|Name||Duke of Norfolk CofE Primary School|
|Ofsted Inspection Rating||Requires improvement|
|Inspection Date||23 November 2017|
|Address||Royle Avenue, Glossop, Derbyshire, SK13 7RD|
|Religious Character||Church of England|
|Number of Pupils||313 (52% boys 48% girls)|
|Number of Pupils per Teacher||25.2|
|Percentage Free School Meals||8.6%|
|Percentage English is Not First Language||0.6%|
Information about this school
The school meets requirements on the publication of specified information on its website. The school is larger than the average-sized primary school. The proportions of pupils from minority ethnic backgrounds and who speak English as an additional language are much lower than average. The proportion of pupils who have SEN and/or disabilities is lower than average. The proportion of disadvantaged pupils is below average. In 2017, the school met the government’s current floor standards, which are the minimum expectations for pupils’ progress in English and mathematics by the end of Year 6.

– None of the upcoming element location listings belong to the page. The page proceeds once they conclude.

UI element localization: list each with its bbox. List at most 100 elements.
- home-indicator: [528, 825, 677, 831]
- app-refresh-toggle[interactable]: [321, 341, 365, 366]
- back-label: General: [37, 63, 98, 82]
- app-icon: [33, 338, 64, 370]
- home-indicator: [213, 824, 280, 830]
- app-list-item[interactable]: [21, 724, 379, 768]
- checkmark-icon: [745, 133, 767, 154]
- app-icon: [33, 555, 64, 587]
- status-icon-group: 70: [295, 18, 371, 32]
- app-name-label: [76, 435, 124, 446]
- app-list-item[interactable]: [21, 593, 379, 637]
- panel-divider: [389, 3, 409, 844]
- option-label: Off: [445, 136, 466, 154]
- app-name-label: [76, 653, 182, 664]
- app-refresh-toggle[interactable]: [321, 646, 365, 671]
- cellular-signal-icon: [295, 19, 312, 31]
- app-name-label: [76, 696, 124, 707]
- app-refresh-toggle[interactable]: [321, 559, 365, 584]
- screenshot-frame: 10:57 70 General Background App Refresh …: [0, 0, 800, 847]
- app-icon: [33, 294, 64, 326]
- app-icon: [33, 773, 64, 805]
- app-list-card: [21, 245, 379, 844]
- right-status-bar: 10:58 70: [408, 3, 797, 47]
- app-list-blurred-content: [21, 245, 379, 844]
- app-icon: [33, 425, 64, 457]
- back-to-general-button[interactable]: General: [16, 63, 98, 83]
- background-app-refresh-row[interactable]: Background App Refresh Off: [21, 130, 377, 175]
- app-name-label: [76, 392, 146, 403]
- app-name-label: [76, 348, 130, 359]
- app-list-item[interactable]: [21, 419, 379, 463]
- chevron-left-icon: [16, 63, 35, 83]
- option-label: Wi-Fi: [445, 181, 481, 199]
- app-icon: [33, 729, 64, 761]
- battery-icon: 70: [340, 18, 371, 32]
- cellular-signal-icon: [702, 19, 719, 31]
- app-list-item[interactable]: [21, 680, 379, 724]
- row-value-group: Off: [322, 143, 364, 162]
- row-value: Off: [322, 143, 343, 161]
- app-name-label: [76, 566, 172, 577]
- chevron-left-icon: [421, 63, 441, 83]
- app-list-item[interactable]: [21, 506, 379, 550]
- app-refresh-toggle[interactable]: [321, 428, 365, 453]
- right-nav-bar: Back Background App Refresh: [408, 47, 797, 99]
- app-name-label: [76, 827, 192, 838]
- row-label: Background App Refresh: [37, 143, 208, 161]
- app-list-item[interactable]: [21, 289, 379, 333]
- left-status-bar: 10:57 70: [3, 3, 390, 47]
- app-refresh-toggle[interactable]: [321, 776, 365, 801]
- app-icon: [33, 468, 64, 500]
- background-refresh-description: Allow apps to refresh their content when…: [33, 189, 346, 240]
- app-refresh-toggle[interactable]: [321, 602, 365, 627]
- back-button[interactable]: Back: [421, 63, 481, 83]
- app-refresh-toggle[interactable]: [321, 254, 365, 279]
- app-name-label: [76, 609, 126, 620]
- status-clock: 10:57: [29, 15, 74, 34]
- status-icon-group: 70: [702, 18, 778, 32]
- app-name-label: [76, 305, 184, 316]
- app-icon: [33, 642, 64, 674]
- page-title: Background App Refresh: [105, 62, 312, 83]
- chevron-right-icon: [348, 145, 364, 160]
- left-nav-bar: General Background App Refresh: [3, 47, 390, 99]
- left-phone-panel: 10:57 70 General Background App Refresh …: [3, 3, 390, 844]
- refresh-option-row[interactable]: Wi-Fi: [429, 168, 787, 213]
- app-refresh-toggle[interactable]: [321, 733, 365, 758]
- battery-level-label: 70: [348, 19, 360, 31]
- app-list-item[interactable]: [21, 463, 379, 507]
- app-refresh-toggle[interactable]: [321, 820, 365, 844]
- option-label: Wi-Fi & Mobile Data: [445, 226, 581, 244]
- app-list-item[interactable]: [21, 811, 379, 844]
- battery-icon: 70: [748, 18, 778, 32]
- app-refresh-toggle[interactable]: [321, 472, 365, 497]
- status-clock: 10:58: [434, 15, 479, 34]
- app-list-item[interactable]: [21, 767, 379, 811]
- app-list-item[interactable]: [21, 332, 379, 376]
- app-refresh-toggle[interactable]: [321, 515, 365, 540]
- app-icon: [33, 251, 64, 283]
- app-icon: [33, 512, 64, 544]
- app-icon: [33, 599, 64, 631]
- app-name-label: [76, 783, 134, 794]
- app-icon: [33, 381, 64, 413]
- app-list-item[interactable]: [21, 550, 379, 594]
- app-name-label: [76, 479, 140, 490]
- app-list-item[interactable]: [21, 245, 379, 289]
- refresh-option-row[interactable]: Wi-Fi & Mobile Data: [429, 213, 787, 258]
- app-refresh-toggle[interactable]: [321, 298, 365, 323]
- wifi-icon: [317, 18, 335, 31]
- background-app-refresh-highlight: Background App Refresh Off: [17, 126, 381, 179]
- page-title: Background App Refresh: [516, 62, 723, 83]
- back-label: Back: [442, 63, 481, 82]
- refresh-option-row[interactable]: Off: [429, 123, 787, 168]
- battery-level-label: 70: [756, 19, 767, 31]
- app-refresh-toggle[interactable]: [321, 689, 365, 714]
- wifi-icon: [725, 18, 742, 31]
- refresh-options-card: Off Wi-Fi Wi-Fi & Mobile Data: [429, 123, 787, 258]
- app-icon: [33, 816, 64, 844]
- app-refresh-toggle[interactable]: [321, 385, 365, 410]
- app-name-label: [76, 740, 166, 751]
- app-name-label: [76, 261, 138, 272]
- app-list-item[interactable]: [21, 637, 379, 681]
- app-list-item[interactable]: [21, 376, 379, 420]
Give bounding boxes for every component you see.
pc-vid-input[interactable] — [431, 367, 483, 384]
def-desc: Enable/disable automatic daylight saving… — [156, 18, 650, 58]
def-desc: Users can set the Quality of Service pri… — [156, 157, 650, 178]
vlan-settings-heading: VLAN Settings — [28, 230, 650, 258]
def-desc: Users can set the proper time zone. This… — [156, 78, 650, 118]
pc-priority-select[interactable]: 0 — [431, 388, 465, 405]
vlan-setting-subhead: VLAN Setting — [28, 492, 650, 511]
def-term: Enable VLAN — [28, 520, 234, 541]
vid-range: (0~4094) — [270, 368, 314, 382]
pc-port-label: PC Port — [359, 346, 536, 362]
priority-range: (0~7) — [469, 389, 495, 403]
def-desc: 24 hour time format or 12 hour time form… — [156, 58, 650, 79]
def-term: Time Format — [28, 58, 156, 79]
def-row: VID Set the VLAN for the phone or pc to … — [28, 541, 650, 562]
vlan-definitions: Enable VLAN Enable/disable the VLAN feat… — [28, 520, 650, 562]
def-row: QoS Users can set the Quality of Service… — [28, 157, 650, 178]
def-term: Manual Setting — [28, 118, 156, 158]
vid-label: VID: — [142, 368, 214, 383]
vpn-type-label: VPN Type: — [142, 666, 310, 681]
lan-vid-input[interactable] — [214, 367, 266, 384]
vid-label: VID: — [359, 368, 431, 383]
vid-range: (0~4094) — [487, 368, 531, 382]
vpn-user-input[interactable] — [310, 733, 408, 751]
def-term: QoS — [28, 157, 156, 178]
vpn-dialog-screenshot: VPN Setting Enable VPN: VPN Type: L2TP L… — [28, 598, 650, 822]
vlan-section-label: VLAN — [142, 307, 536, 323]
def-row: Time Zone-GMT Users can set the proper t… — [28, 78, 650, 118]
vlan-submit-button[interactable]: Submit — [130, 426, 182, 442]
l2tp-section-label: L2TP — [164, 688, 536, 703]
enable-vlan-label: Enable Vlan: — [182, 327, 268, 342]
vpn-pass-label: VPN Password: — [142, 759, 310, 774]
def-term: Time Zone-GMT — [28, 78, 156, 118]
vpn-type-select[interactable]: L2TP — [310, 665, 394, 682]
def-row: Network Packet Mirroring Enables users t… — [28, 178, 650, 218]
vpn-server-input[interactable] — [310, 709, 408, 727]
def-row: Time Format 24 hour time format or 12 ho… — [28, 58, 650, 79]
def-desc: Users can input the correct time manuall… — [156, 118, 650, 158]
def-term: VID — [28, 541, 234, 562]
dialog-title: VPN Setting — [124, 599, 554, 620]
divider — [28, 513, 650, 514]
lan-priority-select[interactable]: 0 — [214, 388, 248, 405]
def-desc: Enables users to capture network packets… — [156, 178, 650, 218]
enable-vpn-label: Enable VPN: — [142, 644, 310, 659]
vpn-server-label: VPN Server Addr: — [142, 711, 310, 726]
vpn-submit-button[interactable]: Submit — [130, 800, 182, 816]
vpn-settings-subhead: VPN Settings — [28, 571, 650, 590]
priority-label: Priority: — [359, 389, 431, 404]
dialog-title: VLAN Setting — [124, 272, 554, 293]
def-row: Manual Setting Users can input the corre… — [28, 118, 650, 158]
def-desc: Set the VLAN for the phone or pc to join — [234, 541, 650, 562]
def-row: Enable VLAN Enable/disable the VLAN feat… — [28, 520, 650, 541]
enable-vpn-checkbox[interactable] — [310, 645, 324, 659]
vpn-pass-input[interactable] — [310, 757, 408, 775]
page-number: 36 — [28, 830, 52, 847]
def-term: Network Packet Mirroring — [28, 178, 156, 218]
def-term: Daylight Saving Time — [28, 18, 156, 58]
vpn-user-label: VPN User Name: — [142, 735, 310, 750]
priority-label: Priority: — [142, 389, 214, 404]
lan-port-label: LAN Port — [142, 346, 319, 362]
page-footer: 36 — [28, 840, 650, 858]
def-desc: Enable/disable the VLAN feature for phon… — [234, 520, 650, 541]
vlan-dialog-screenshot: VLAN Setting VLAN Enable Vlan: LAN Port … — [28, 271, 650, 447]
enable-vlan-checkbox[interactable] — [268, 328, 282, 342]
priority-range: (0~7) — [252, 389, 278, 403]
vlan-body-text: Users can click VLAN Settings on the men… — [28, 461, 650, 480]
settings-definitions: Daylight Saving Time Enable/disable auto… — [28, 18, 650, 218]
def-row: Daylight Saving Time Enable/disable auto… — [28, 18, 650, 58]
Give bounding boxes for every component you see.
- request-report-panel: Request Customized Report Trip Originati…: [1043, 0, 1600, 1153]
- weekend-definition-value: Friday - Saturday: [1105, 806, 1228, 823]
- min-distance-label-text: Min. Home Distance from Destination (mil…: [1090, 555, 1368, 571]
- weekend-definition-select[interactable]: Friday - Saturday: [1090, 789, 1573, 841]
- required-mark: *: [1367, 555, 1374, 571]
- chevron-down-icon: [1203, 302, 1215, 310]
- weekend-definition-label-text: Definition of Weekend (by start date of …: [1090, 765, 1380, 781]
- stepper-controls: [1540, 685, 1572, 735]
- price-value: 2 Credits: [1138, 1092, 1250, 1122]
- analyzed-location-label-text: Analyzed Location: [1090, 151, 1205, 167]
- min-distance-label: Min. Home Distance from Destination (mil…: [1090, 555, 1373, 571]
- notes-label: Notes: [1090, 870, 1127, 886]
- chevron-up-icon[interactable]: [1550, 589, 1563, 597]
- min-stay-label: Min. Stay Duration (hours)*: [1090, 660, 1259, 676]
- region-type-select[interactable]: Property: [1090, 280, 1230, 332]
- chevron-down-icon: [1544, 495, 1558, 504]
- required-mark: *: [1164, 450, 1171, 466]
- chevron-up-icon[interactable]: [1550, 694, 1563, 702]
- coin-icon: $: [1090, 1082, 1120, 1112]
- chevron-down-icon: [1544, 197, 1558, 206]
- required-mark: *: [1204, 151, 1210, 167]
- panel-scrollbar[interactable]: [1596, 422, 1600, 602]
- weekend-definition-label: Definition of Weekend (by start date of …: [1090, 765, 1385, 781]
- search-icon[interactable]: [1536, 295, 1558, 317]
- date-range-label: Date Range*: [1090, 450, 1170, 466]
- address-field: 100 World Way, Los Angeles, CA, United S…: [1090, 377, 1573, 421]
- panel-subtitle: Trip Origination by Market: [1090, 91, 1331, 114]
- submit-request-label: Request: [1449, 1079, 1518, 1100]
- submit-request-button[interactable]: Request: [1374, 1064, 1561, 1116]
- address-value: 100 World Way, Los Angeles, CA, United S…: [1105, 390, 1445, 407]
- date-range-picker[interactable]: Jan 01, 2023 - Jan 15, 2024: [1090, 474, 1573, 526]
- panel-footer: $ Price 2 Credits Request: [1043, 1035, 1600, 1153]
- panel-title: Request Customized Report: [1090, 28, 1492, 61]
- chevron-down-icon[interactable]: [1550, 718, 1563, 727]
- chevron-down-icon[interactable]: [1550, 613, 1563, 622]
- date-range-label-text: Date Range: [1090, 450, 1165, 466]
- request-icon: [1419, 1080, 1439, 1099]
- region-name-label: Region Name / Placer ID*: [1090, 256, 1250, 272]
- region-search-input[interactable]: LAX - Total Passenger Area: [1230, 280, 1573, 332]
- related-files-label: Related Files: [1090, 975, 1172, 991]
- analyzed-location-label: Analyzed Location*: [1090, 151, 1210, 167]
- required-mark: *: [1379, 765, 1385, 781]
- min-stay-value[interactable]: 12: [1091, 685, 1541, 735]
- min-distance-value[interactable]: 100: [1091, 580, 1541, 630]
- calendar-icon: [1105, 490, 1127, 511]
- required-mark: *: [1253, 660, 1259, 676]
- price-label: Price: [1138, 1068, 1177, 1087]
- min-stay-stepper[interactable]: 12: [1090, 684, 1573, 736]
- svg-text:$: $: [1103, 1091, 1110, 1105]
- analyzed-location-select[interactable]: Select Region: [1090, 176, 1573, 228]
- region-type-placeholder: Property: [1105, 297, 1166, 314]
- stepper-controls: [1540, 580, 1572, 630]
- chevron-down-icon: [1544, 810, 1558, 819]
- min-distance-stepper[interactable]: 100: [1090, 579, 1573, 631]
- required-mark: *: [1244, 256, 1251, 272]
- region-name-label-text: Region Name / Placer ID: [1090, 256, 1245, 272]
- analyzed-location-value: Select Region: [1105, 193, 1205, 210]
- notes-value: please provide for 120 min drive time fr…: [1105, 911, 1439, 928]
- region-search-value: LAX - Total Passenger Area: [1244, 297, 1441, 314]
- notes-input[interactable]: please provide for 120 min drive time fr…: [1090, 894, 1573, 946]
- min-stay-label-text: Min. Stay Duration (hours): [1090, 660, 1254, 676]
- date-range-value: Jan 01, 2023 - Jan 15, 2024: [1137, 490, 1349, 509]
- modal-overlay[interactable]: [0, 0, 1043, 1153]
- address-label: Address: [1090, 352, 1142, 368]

Summary of key findings for parents and pupils
This is a school that requires improvement Leaders do not track closely enough the progress of pupils in reading, writing and mathematics. Leaders and governors do not know how individual and different groups of pupils, including disadvantaged pupils, are progressing over time. Governors have not challenged the school’s leaders over the recent decline in pupils’ progress by the end of key stage 2. Despite strong attainment, too many pupils have not made the progress of which they are capable. Leaders do not write precise enough plans for their areas of responsibility. Governors cannot, therefore, hold leaders to account for their actions. Leaders have not received appropriate training and support to help them carry out their roles effectively. Teachers do not give pupils opportunities frequently enough to write at length in subjects across the curriculum. Teachers do not move pupils quickly enough onto more challenging work in mathematics. The quality of teaching, learning and assessment has declined since the previous inspection. The staff have insufficient opportunities to learn from each other and from colleagues in other schools. Adults in the early years do not assess children well enough to be able to plan precise next steps in children’s learning. The most able children, in particular, do not make as much progress as they should. The school has the following strengths Pupils’ conduct is good. They are polite and behave well in classrooms, corridors and when playing outside. Pupils experience a broad and balanced curriculum, with a good mixture of extra-curricular activities. The activities include residential visits, music and sporting opportunities. Pupils’ attendance is good. Rates of attendance are above the national average. Rates of persistent absence are below the national average. The majority of parents hold a positive view of the school. They report that their children are happy, safe and cared for well.